Two organizations representing Muslims and Sikhs have filed a discrimination complaint against an amusement park.
April 29, 2014 12:00:00 AM PDT
Two organizations representing Muslims and Sikhs have filed a discrimination complaint after some customers were turned away from a go-kart ride in Irvine. The amusement park company is defending its policy, citing safety concerns.

"I thought it was ridiculous because we had gone before," said Fatimah Zanana, an alleged victim of discrimination.

Zanana says she and her friends were embarrassed and upset when they were turned away, told they weren't allowed on the go-kart ride at the Boomers! park in Irvine because of their hajibs, or head scarves, which Fatimah wears because she is Muslim.

"I thought they were discriminating us and hating on us because we were Muslim," said Zanana.

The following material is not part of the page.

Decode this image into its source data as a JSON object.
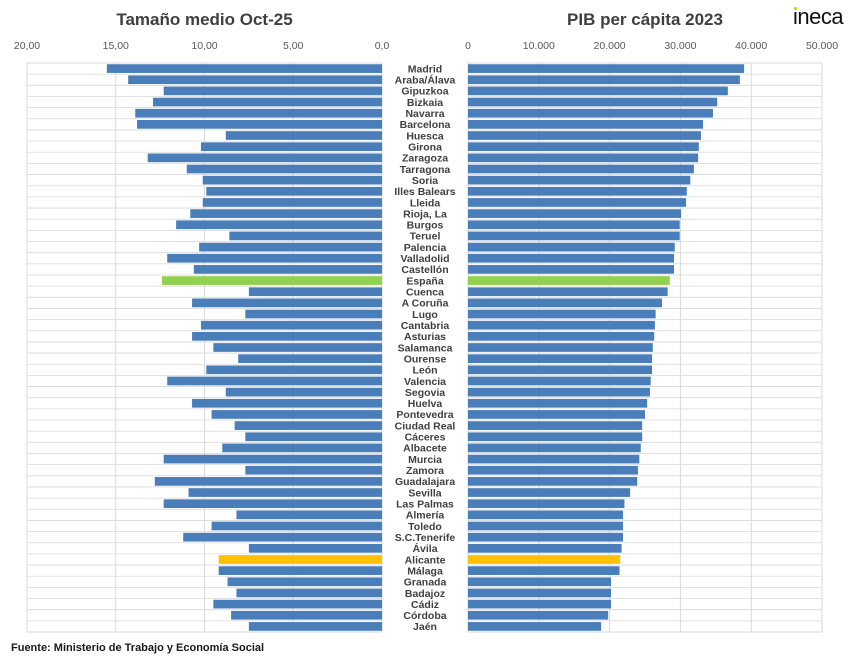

Zanana is apparently not alone. Lawyers with the Council on American Islamic Relations (CAIR) say they've received seven official complaints of discrimination from Muslim and Sikh park-goers who were denied access to the go-kart ride for the same reason at Boomers parks in Northern California and San Diego.

"Some people waited in line for over a half-hour with a big group of children in the heat, only to be told that they weren't allowed to go on the go-kart, and not having any notice prior to that," said Sammar Miqbel, CAIR-LA civil rights coordinator.

Miqbel says after reaching out to Boomers' parent company, Palace Entertainment, with proposals to accommodate riders with religious head-scarves, and getting nowhere, CAIR and United Sikhs have now filed a complaint with the California Department of Fair Employment and Housing, hoping the agency will investigate and take action against Boomers.

"If Boomers tried in good faith to explore these other accommodation options that they too would be able to find something that will both address their safety concerns and allow for this group of people to have equal access to the facility," said Miqbel.

Tuesday afternoon, Palace Entertainment spokesperson Michele Wischmeyer released a statement: "Safety is our number one priority. This is not a matter of race or religion. This is a matter of safety."

Wischmeyer explained head-scarves, hats and anything else, including long hair, that could get caught in the go karts' engines pose a danger to riders.

CAIR and United Sikhs say they are not ruling out a lawsuit against Boomers just yet, but will wait to hear from the state Department of Fair Employment and Housing before moving forward. As for Boomers, the company says it has no intention of changing its policy.